I began to love lamb back when I was in college: as a liberal arts student living in Poultney, naturally one of the required skillsets involved raising herds of dairy and meat goats and taking part in the slaughter, butcher and cooking of all sorts of ruminant animals, usually on-farm and not USDA inspected.
Sheep were always easier company than goats, and they’re smaller than beef, just like me. They’re not as smart as goats, so they don’t usually teach each other how to narrowly avoid the movable electric paddock fencing and munch on your landlord’s crops, and they’re easy to process solo.
Lamb also tastes wonderfully with a wide variety of different sauces and spices, and frequently appear in cuisine with bolder, heavier flavors.
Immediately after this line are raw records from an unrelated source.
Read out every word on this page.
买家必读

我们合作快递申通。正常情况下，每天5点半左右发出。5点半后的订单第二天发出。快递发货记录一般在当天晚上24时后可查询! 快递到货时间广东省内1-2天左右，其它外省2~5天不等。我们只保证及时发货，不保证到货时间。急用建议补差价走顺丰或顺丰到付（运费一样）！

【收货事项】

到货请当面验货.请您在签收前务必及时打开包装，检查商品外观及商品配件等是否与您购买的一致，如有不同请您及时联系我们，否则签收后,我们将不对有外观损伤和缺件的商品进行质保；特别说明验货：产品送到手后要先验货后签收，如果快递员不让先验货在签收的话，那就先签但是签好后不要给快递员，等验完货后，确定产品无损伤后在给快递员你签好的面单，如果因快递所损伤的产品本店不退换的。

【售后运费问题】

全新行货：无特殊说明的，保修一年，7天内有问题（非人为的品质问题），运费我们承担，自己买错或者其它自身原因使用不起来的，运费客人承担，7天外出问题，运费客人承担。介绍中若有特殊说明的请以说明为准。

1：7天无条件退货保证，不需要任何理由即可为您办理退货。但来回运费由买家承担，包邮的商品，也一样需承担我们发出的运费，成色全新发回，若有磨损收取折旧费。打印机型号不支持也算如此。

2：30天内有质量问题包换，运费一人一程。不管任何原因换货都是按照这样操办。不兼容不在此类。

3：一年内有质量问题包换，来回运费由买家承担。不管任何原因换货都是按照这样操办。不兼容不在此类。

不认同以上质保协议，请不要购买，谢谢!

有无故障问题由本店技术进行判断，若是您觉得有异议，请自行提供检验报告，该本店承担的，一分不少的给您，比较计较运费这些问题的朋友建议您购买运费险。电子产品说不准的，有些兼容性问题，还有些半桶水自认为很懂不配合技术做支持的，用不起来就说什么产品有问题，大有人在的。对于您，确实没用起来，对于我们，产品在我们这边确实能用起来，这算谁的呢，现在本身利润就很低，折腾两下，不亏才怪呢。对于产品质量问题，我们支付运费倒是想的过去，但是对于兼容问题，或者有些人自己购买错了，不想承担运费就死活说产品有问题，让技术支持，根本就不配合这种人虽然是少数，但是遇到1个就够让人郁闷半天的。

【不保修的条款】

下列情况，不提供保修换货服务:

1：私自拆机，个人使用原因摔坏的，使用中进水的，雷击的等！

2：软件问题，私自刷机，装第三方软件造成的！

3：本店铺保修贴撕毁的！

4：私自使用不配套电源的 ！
More delicate than the older mutton, the deep and almost rich flavor of lamb pairs wonderfully with curries, cumin, garlic and mustards, and was famously mentioned in Martin Brest’s 1998 romance “Meet Joe Black” as Anthony Hopkins’ character reminisces on the “cold lamb sandwiches...with a little Coleman’s mustard” that remind him of his beloved wife.
It also finds its way into Greek and Mediterranean dishes, was a foundational ingredient to everyone’s favorite Greek sandwiches: the humble gyro, smothered in yogurt and lemon in a warm pita with tomatoes.
There are few things better, in my opinion, than Donegal spring lamb, which I’ve had in Donegal several times: grassy and sweet, a well-rested medium-rare lamb roast with rosemary and white pepper is perfect with some candied carrots and a glass of Viognier or Arneis wine.
At Steeple Market they sell ground lamb for a fair price in the frozen foods section, and I was at odds for what to make for dinner. But I had bought lingonberry jam at Food City in St. Albans, Bulgarian sheep’s milk feta in Burlington and had a bit of cassis left in a bottle at home.
Drunken Swedish Meatballs on flatbread, my dudes
My uncle is Swedish and very proud of his heritage, so naturally I was introduced to Swedish meatballs and lingonberry jam at a tender age. Like a sweeter cranberry, lingonberries have a tart-sweet component that pairs excellently with meats, and the unctuous fat of lamb is rich and in need of an acid to cut the sugar.
With my hands and not my feet, I mixed one pound of ground lamb with two local eggs and half of a cup of panko breadcrumbs, salt, a few tablespoons of garlic powder, a teaspoon of sage and half of a finely shaved sweet onion. Add a bit more breadcrumbs if needed to pull together spheres that are slightly larger than golfballs and roll softly between your palms to smooth out the edges, but be careful of making accidental mini meatloaves by adding too much — they get bouncy that way.
Two people consumed an entire pan of these beauties with no problem, but when I tell you they are absolutely delicious I am lying because they’re better than that.
Brown your round boys in a medium-hot skillet until the sides are a dark caramel color and remove to a plate. Add in two heaping tablespoons of lingonberry jam, and ½ of a cup of cassis, and reduce to rich, velvety sauce. I used Putney Mountain Winery’s Vermont Cassis Liqueur, which also goes wonderfully on vanilla ice cream and in a glass of champagne, and can be found at all of the local liquor stores.
You want the meatballs to be glossy, so be sure not to reduce it too much. Add a knob of butter to make the sauce silky smooth and shiny. Salt to taste.
Add your meatballs back in and toss to coat and warm. Serve on flatbread with a sprinkling of crumbled sheep’s milk feta or goat cheese. The flavors are like a sweet and savory meatball roll up, but deeper, richer and far more satisfying.